Performance-Based Pensions for Politicians
Like high-level managers at publicly traded private companies, politicians who made bad decisions – judged according to a variety of indicators, from unemployment to health outcomes – should face clawbacks. The easiest way to achieve this would be to adjust their pensions.
NEW YORK – When the Speaker of the US House of Representatives, Paul Ryan, retires at the end of his term in January, he will likely qualify for an annual government pension of more than $80,000. Ryan’s case – and that of the dozens of other members of Congress who will be retiring this year – highlights the chasm between the financial benefits available to politicians and those available to the vast majority of citizens they are supposed to serve, regardless of how well they actually perform in office.

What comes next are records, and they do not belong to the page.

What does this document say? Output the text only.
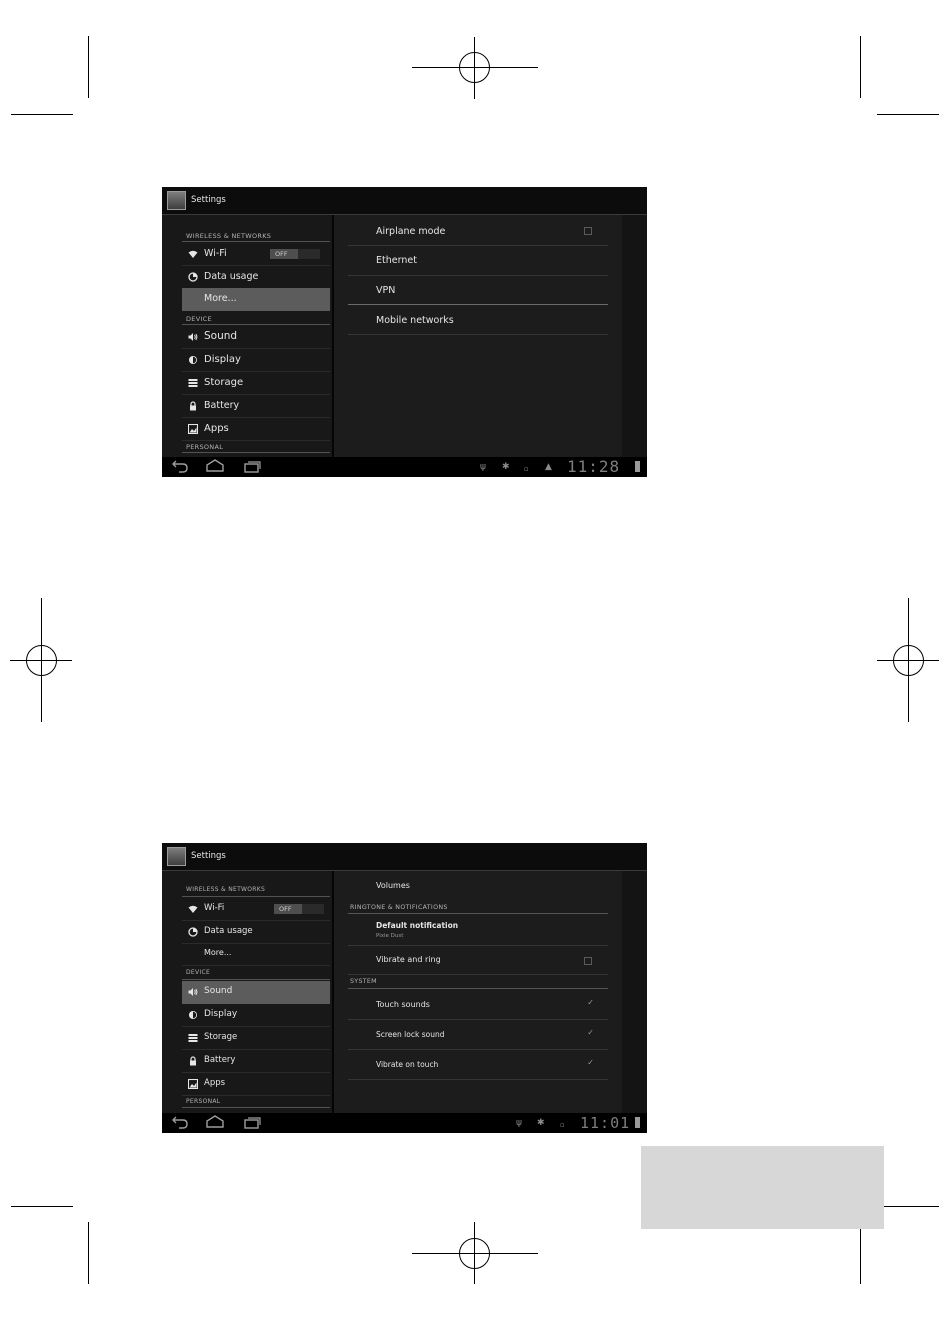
Settings
WIRELESS & NETWORKS
Wi-Fi	OFF
Data usage
More...
DEVICE
Sound
Display
Storage
Battery
Apps
PERSONAL
Airplane mode
Ethernet
VPN
Mobile networks
ψ ✱ ▫ ▲ 11:28
Settings
WIRELESS & NETWORKS
Wi-Fi	OFF
Data usage
More...
DEVICE
Sound
Display
Storage
Battery
Apps
PERSONAL
Volumes
RINGTONE & NOTIFICATIONS
Default notification
Pixie Dust
Vibrate and ring
SYSTEM
Touch sounds	✓
Screen lock sound	✓
Vibrate on touch	✓
ψ ✱ ▫ 11:01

Confident that their own generous pensions will be paid out no matter what, politicians like Ryan often advocate measures that weaken the government’s fiscal position. The Congressional Budget Office has cautioned that the US government deficit is on course to triple over the next 30 years, from 2.9% of GDP in 2017 to 9.8% in 2047.
Among other things, that fiscal blowout will undermine the government’s ability to invest in education and infrastructure for future generations. Meanwhile, only 15% of private-sector employees – people who presumably rely on government-funded education and infrastructure – receive the type of fixed-benefit retirement plan that will cushion Ryan’s retirement, according to the Pension Rights Center.